Earlier this year the scheme completed a triennial valuation effective at March 31 2013. The funding level was estimated at 72.3 per cent, but has since improved due to asset outperformance and a rise in the gilt yield.

“The actuary is of the opinion that we could be at around 80 per cent,” said Phil Triggs, strategic finance manager at the scheme. “We want to derisk as full funding approaches.”

The £2.5bn scheme is predicted to reach 100 per cent funding in 2021, according to projections by its consultancy Mercer.

Surrey is considering increasing its allocation to gilts and diversified growth funds, but a plan is unlikely to be finalised before the summer, said Triggs. 

It is also looking at investments in infrastructure debt as a means to provide “stable, transparent and inflation-linked cash flows”, according to minutes from a scheme meeting.

Triggs said “the ability to look long term” when choosing investments made local government schemes well suited to investing in infrastructure debt, as they are better able to handle the illiquidity.

“[It’s] one of the most illiquid investments,” said Simeon Willis, principal consultant at KPMG. “If you want to sell it you’ll be doing it in the secondary market at a discount.”

Tracking liabilities

Willis said schemes implementing LDI generally did so with a view to developing it as the funding level progresses, but platforms with higher levels of hedging and leverage were generally more difficult to implement.

“Often people are put off by the complexity,” he said. “At the very simple end you can buy long-dated gilt funds, but there’s a limit to how much hedging you can achieve with that.”

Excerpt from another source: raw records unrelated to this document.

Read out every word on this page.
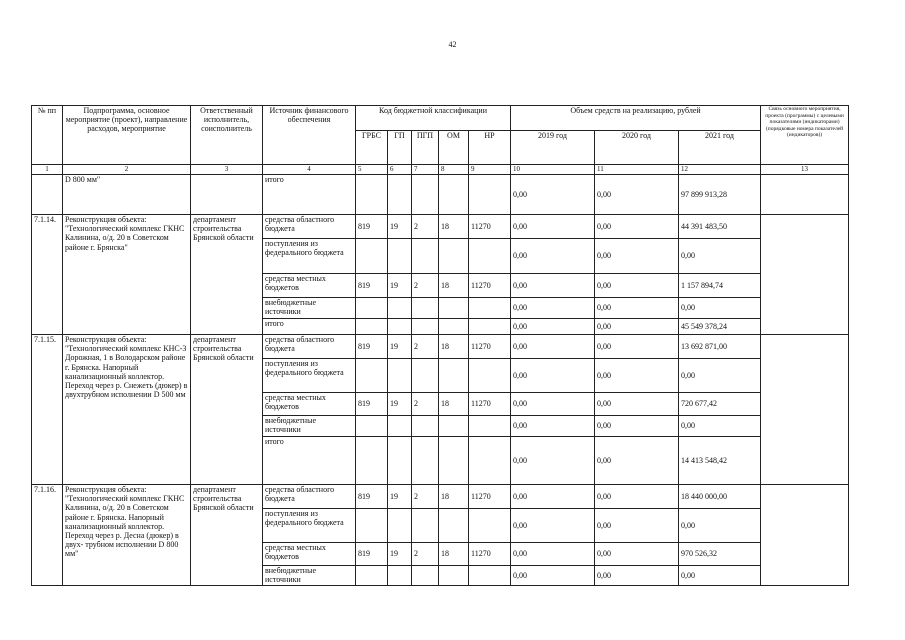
42
№ пп	Подпрограмма, основное мероприятие (проект), направление расходов, мероприятие	Ответственный исполнитель, соисполнитель	Источник финансового обеспечения	Код бюджетной классификации					Объем средств на реализацию, рублей			Связь основного мероприятия, проекта (программы) с целевыми показателями (индикаторами) (порядковые номера показателей (индикаторов))
				ГРБС	ГП	ПГП	ОМ	НР	2019 год	2020 год	2021 год	
1	2	3	4	5	6	7	8	9	10	11	12	13
	D 800 мм"		итого						0,00	0,00	97 899 913,28	
7.1.14.	Реконструкция объекта: "Технологический комплекс ГКНС Калинина, о/д. 20 в Советском районе г. Брянска"	департамент строительства Брянской области	средства областного бюджета	819	19	2	18	11270	0,00	0,00	44 391 483,50	
			поступления из федерального бюджета						0,00	0,00	0,00	
			средства местных бюджетов	819	19	2	18	11270	0,00	0,00	1 157 894,74	
			внебюджетные источники						0,00	0,00	0,00	
			итого						0,00	0,00	45 549 378,24	
7.1.15.	Реконструкция объекта: "Технологический комплекс КНС-3 Дорожная, 1 в Володарском районе г. Брянска. Напорный канализационный коллектор. Переход через р. Снежеть (дюкер) в двухтрубном исполнении D 500 мм	департамент строительства Брянской области	средства областного бюджета	819	19	2	18	11270	0,00	0,00	13 692 871,00	
			поступления из федерального бюджета						0,00	0,00	0,00	
			средства местных бюджетов	819	19	2	18	11270	0,00	0,00	720 677,42	
			внебюджетные источники						0,00	0,00	0,00	
			итого						0,00	0,00	14 413 548,42	
7.1.16.	Реконструкция объекта: "Технологический комплекс ГКНС Калинина, о/д. 20 в Советском районе г. Брянска. Напорный канализационный коллектор. Переход через р. Десна (дюкер) в двух- трубном исполнении D 800 мм"	департамент строительства Брянской области	средства областного бюджета	819	19	2	18	11270	0,00	0,00	18 440 000,00	
			поступления из федерального бюджета						0,00	0,00	0,00	
			средства местных бюджетов	819	19	2	18	11270	0,00	0,00	970 526,32	
			внебюджетные источники						0,00	0,00	0,00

The typically longer-term liabilities of local authority schemes may lead them to view LDI differently, experts said.

“Because of the nature of local government authorities, risks like inflation aren’t necessarily such a risk as they have the ability to raise taxes,” said Willis.

“It’s important for them to consider what constitutes true risk to the sponsor and decide how to address the risk accordingly.”

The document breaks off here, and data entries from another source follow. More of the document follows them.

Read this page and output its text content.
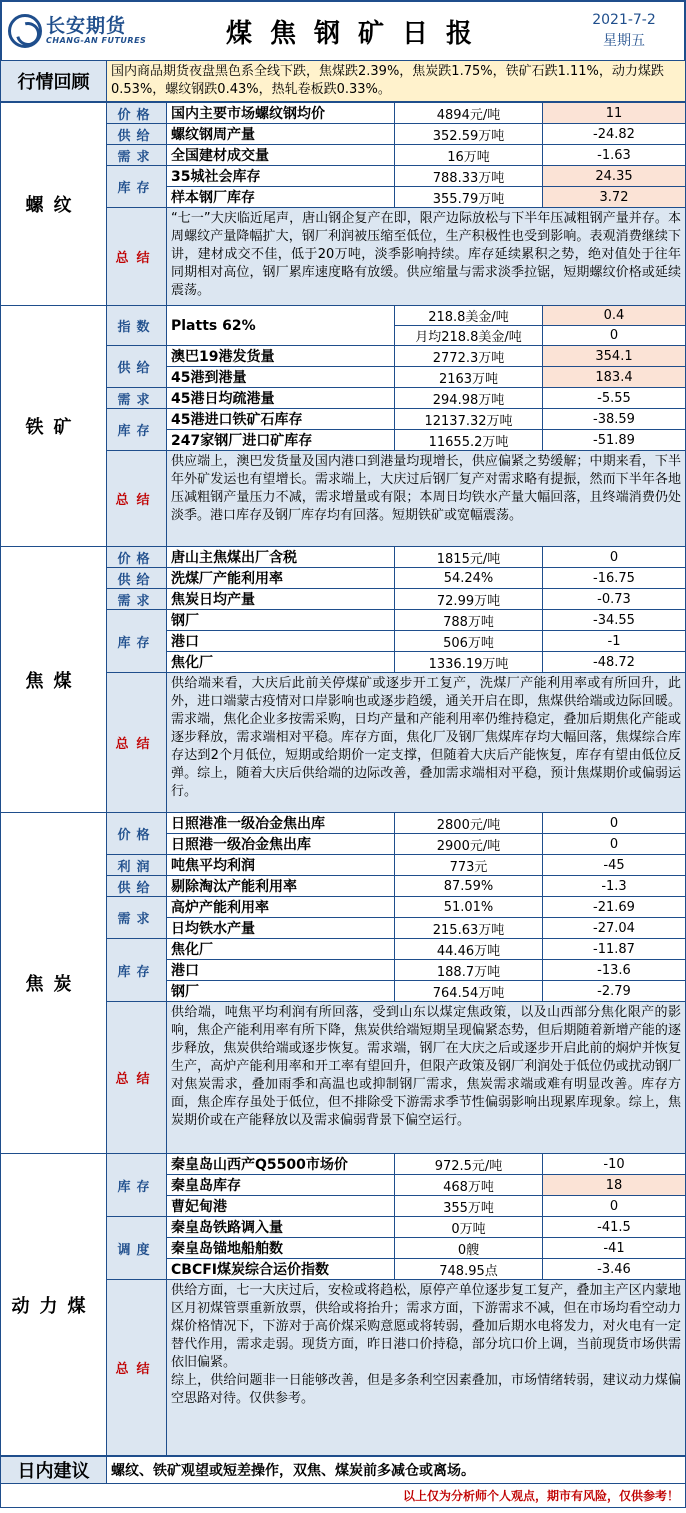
长安期货
CHANG-AN FUTURES	煤焦钢矿日报	2021-7-2
星期五
行情回顾	国内商品期货夜盘黑色系全线下跌，焦煤跌2.39%，焦炭跌1.75%，铁矿石跌1.11%，动力煤跌0.53%，螺纹钢跌0.43%，热轧卷板跌0.33%。
螺纹	价格	国内主要市场螺纹钢均价	4894元/吨	11
	供给	螺纹钢周产量	352.59万吨	-24.82
	需求	全国建材成交量	16万吨	-1.63
	库存	35城社会库存	788.33万吨	24.35
		样本钢厂库存	355.79万吨	3.72
	总结	“七一”大庆临近尾声，唐山钢企复产在即，限产边际放松与下半年压减粗钢产量并存。本周螺纹产量降幅扩大，钢厂利润被压缩至低位，生产积极性也受到影响。表观消费继续下讲，建材成交不佳，低于20万吨，淡季影响持续。库存延续累积之势，绝对值处于往年同期相对高位，钢厂累库速度略有放缓。供应缩量与需求淡季拉锯，短期螺纹价格或延续震荡。		

铁矿	指数	Platts 62%	218.8美金/吨	0.4
			月均218.8美金/吨	0
	供给	澳巴19港发货量	2772.3万吨	354.1
		45港到港量	2163万吨	183.4
	需求	45港日均疏港量	294.98万吨	-5.55
	库存	45港进口铁矿石库存	12137.32万吨	-38.59
		247家钢厂进口矿库存	11655.2万吨	-51.89
	总结	供应端上，澳巴发货量及国内港口到港量均现增长，供应偏紧之势缓解；中期来看，下半年外矿发运也有望增长。需求端上，大庆过后钢厂复产对需求略有提振，然而下半年各地压减粗钢产量压力不减，需求增量或有限；本周日均铁水产量大幅回落，且终端消费仍处淡季。港口库存及钢厂库存均有回落。短期铁矿或宽幅震荡。		

焦煤	价格	唐山主焦煤出厂含税	1815元/吨	0
	供给	洗煤厂产能利用率	54.24%	-16.75
	需求	焦炭日均产量	72.99万吨	-0.73
	库存	钢厂	788万吨	-34.55
		港口	506万吨	-1
		焦化厂	1336.19万吨	-48.72
	总结	供给端来看，大庆后此前关停煤矿或逐步开工复产，洗煤厂产能利用率或有所回升，此外，进口端蒙古疫情对口岸影响也或逐步趋缓，通关开启在即，焦煤供给端或边际回暖。需求端，焦化企业多按需采购，日均产量和产能利用率仍维持稳定，叠加后期焦化产能或逐步释放，需求端相对平稳。库存方面，焦化厂及钢厂焦煤库存均大幅回落，焦煤综合库存达到2个月低位，短期或给期价一定支撑，但随着大庆后产能恢复，库存有望由低位反弹。综上，随着大庆后供给端的边际改善，叠加需求端相对平稳，预计焦煤期价或偏弱运行。		

焦炭	价格	日照港准一级冶金焦出库	2800元/吨	0
		日照港一级冶金焦出库	2900元/吨	0
	利润	吨焦平均利润	773元	-45
	供给	剔除淘汰产能利用率	87.59%	-1.3
	需求	高炉产能利用率	51.01%	-21.69
		日均铁水产量	215.63万吨	-27.04
	库存	焦化厂	44.46万吨	-11.87
		港口	188.7万吨	-13.6
		钢厂	764.54万吨	-2.79
	总结	供给端，吨焦平均利润有所回落，受到山东以煤定焦政策，以及山西部分焦化限产的影响，焦企产能利用率有所下降，焦炭供给端短期呈现偏紧态势，但后期随着新增产能的逐步释放，焦炭供给端或逐步恢复。需求端，钢厂在大庆之后或逐步开启此前的焖炉并恢复生产，高炉产能利用率和开工率有望回升，但限产政策及钢厂利润处于低位仍或扰动钢厂对焦炭需求，叠加雨季和高温也或抑制钢厂需求，焦炭需求端或难有明显改善。库存方面，焦企库存虽处于低位，但不排除受下游需求季节性偏弱影响出现累库现象。综上，焦炭期价或在产能释放以及需求偏弱背景下偏空运行。		

动力煤	库存	秦皇岛山西产Q5500市场价	972.5元/吨	-10
		秦皇岛库存	468万吨	18
		曹妃甸港	355万吨	0
	调度	秦皇岛铁路调入量	0万吨	-41.5
		秦皇岛锚地船舶数	0艘	-41
		CBCFI煤炭综合运价指数	748.95点	-3.46
	总结	供给方面，七一大庆过后，安检或将趋松，原停产单位逐步复工复产，叠加主产区内蒙地区月初煤管票重新放票，供给或将抬升；需求方面，下游需求不减，但在市场均看空动力煤价格情况下，下游对于高价煤采购意愿或将转弱，叠加后期水电将发力，对火电有一定替代作用，需求走弱。现货方面，昨日港口价持稳，部分坑口价上调，当前现货市场供需依旧偏紧。
综上，供给问题非一日能够改善，但是多条利空因素叠加，市场情绪转弱，建议动力煤偏空思路对待。仅供参考。		
日内建议	螺纹、铁矿观望或短差操作，双焦、煤炭前多减仓或离场。
以上仅为分析师个人观点，期市有风险，仅供参考！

A strong covenant, longer time horizons and being open to new entrants are other factors that set local government pension schemes apart, said Linda Selman, partner at consultancy Hymans Robertson.

“The argument for the use of LDI is not as clear cut as it is for private sector [schemes], though we do believe there is potential for it to be used selectively, eg for pockets of liabilities, for orphaned liabilities or employers in particular circumstances,” she said.